Is the Technical Configuration Conducive to a Breakout?
The bi-monthly RSI for Dogecoin has hit 68.15, indicating a surge in buying pressure. A similar RSI level in 2020 marked the commencement of a major price rally. Predictably, this speculation has aroused discussions regarding the possibility of Dogecoin gearing up for another significant movement, as per information from an X post (formerly Twitter).
Nevertheless, while a high RSI signifies strength, it also hints at a potential overbought scenario. Consequently, the aforementioned observation raises queries about the sustainability of this momentum or the likelihood of a short-term consolidation.
Recent candlestick formations have indicated consistent gains, with Dogecoin establishing higher highs – a positive indicator of increasing bullish sentiment. However, the current price is currently confronting a critical resistance barrier at $0.229. Breaching this level is essential for Dogecoin to validate a bullish breakout, failing which could trigger a temporary retracement, potentially delaying the cryptocurrency’s next surge.
DOGE On-Chain Indicators – Are Fundamentals Aligning with Price Action?
On-chain metrics have also unveiled some optimistic signals. Network growth demonstrated a 0.26% increase, suggesting heightened engagement and interest in the Dogecoin ecosystem. This uptick typically corresponds with sustained positive sentiment, indicating that more participants are entering the Dogecoin realm as its valuation ascends.

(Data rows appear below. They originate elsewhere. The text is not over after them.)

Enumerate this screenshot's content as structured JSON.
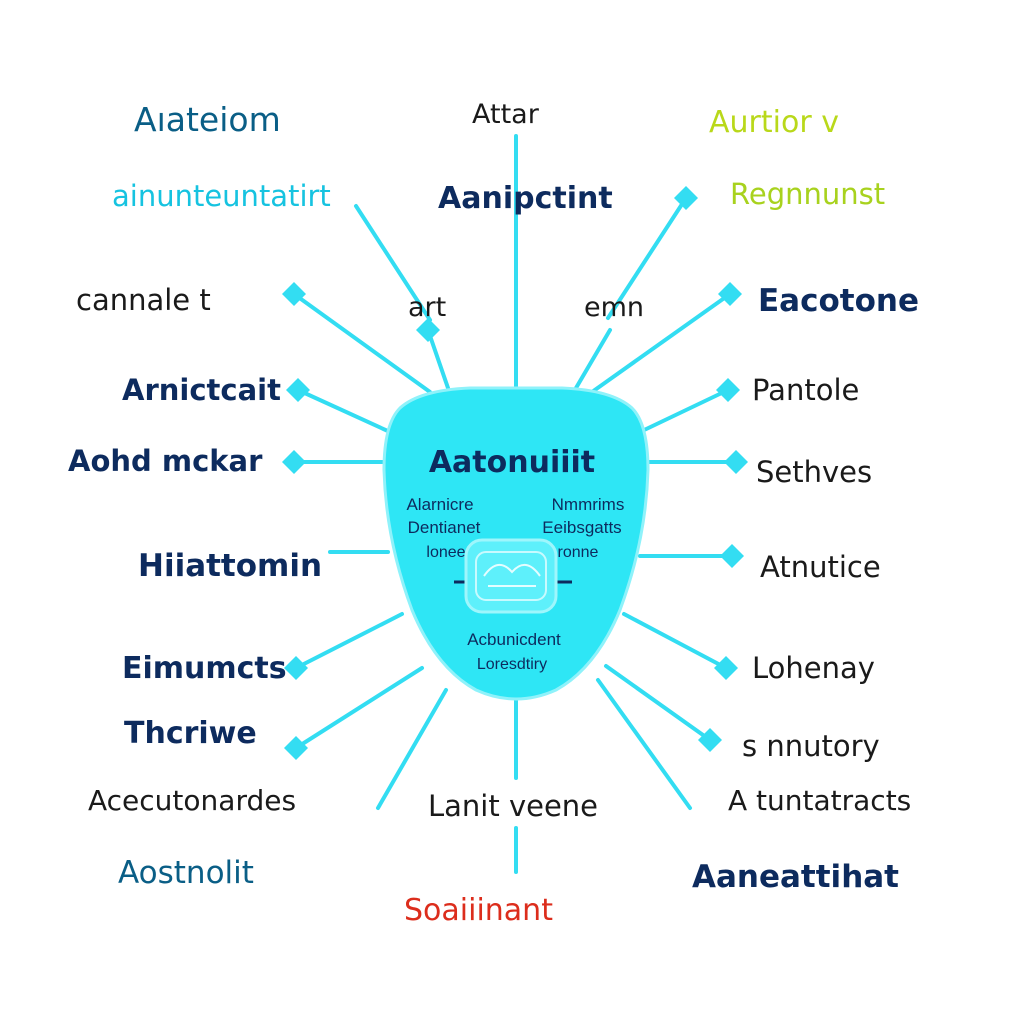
{
  "colors": {
    "connector": "#33ddf2",
    "hub_fill": "#2ee6f5",
    "hub_stroke": "#8ff2fa",
    "navy": "#0d2b5e",
    "teal": "#0a5e86",
    "cyan_text": "#16c3e0",
    "lime": "#b9d81a",
    "lime_dark": "#a8d21e",
    "red": "#dc2d1c",
    "dark_text": "#1a1a1a"
  },
  "hub": {
    "title": "Aatonuiiit",
    "left_lines": [
      "Alarnicre",
      "Dentianet",
      "lonee"
    ],
    "right_lines": [
      "Nmmrims",
      "Eeibsgatts",
      "ronne"
    ],
    "bottom_lines": [
      "Acbunicdent",
      "Loresdtiry"
    ],
    "icon": "brain-chip-icon"
  },
  "labels": [
    {
      "id": "lbl-01",
      "text": "Aıateiom",
      "color": "teal",
      "weight": "normal"
    },
    {
      "id": "lbl-02",
      "text": "Attar",
      "color": "dark_text",
      "weight": "normal"
    },
    {
      "id": "lbl-03",
      "text": "Aurtior v",
      "color": "lime",
      "weight": "normal"
    },
    {
      "id": "lbl-04",
      "text": "ainunteuntatirt",
      "color": "cyan_text",
      "weight": "normal"
    },
    {
      "id": "lbl-05",
      "text": "Aanipctint",
      "color": "navy",
      "weight": "bold"
    },
    {
      "id": "lbl-06",
      "text": "Regnnunst",
      "color": "lime_dark",
      "weight": "normal"
    },
    {
      "id": "lbl-07",
      "text": "cannale t",
      "color": "dark_text",
      "weight": "normal"
    },
    {
      "id": "lbl-08",
      "text": "art",
      "color": "dark_text",
      "weight": "normal"
    },
    {
      "id": "lbl-09",
      "text": "emn",
      "color": "dark_text",
      "weight": "normal"
    },
    {
      "id": "lbl-10",
      "text": "Eacotone",
      "color": "navy",
      "weight": "bold"
    },
    {
      "id": "lbl-11",
      "text": "Arnictcait",
      "color": "navy",
      "weight": "bold"
    },
    {
      "id": "lbl-12",
      "text": "Pantole",
      "color": "dark_text",
      "weight": "normal"
    },
    {
      "id": "lbl-13",
      "text": "Aohd mckar",
      "color": "navy",
      "weight": "bold"
    },
    {
      "id": "lbl-14",
      "text": "Sethves",
      "color": "dark_text",
      "weight": "normal"
    },
    {
      "id": "lbl-15",
      "text": "Hiiattomin",
      "color": "navy",
      "weight": "bold"
    },
    {
      "id": "lbl-16",
      "text": "Atnutice",
      "color": "dark_text",
      "weight": "normal"
    },
    {
      "id": "lbl-17",
      "text": "Eimumcts",
      "color": "navy",
      "weight": "bold"
    },
    {
      "id": "lbl-18",
      "text": "Lohenay",
      "color": "dark_text",
      "weight": "normal"
    },
    {
      "id": "lbl-19",
      "text": "Thcriwe",
      "color": "navy",
      "weight": "bold"
    },
    {
      "id": "lbl-20",
      "text": "s nnutory",
      "color": "dark_text",
      "weight": "normal"
    },
    {
      "id": "lbl-21",
      "text": "Acecutonardes",
      "color": "dark_text",
      "weight": "normal"
    },
    {
      "id": "lbl-22",
      "text": "Lanit veene",
      "color": "dark_text",
      "weight": "normal"
    },
    {
      "id": "lbl-23",
      "text": "A tuntatracts",
      "color": "dark_text",
      "weight": "normal"
    },
    {
      "id": "lbl-24",
      "text": "Aostnolit",
      "color": "teal",
      "weight": "normal"
    },
    {
      "id": "lbl-25",
      "text": "Aaneattihat",
      "color": "navy",
      "weight": "bold"
    },
    {
      "id": "lbl-26",
      "text": "Soaiiinant",
      "color": "red",
      "weight": "normal"
    }
  ]
}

Furthermore, 0.74% of addresses were deemed “In the Money” presently, signifying profitability for holders and reinforcing stable holding patterns. Additionally, substantial transactions surged by 8.13%, implying increased involvement from prominent market participants, a development that aligns well with Dogecoin’s recent price upsurge.

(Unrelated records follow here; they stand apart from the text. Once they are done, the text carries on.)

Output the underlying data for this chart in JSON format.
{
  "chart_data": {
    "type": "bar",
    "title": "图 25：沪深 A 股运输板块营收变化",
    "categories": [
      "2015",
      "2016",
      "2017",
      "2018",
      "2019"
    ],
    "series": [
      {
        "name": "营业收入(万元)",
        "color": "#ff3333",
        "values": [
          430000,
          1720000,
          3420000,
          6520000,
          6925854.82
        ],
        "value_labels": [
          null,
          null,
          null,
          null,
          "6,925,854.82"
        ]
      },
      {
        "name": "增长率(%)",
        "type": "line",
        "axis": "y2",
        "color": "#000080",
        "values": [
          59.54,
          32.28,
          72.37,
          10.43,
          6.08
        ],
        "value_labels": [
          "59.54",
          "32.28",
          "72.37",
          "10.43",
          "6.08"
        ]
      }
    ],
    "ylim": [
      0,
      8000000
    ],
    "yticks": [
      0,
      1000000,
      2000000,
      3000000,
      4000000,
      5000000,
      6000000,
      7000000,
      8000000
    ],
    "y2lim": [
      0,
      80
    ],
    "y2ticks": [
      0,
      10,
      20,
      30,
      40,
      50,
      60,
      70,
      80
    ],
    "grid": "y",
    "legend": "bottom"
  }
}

The number of daily active addresses related to Dogecoin has witnessed a notable rise, surpassing 32,000, as per data from Santiment analytics. This surge in user interaction coincided with the broader bullish sentiment, underscoring an increase in active transactions.
DOGE Market Sentiment – Are Traders Anticipating a Breakout?
Finally, the long/short ratio revealed that 51.85% of traders held long positions, slightly outnumbering the 48.15% involved in short positions.
This cautious optimism implies that while traders have been gearing up for a potential breakout, they remain vigilant towards probable resistance levels. A firm breakthrough above $0.229 could sway sentiment more convincingly towards a bullish stance, attracting additional buyers.
With a mounting RSI, positive on-chain indicators, and a balanced market sentiment, Dogecoin is exhibiting encouraging signs of a breakout. Should it surpass the $0.229 resistance threshold, it might trigger the next phase of a robust rally. However, a failure to breach this level could result in a temporary halt.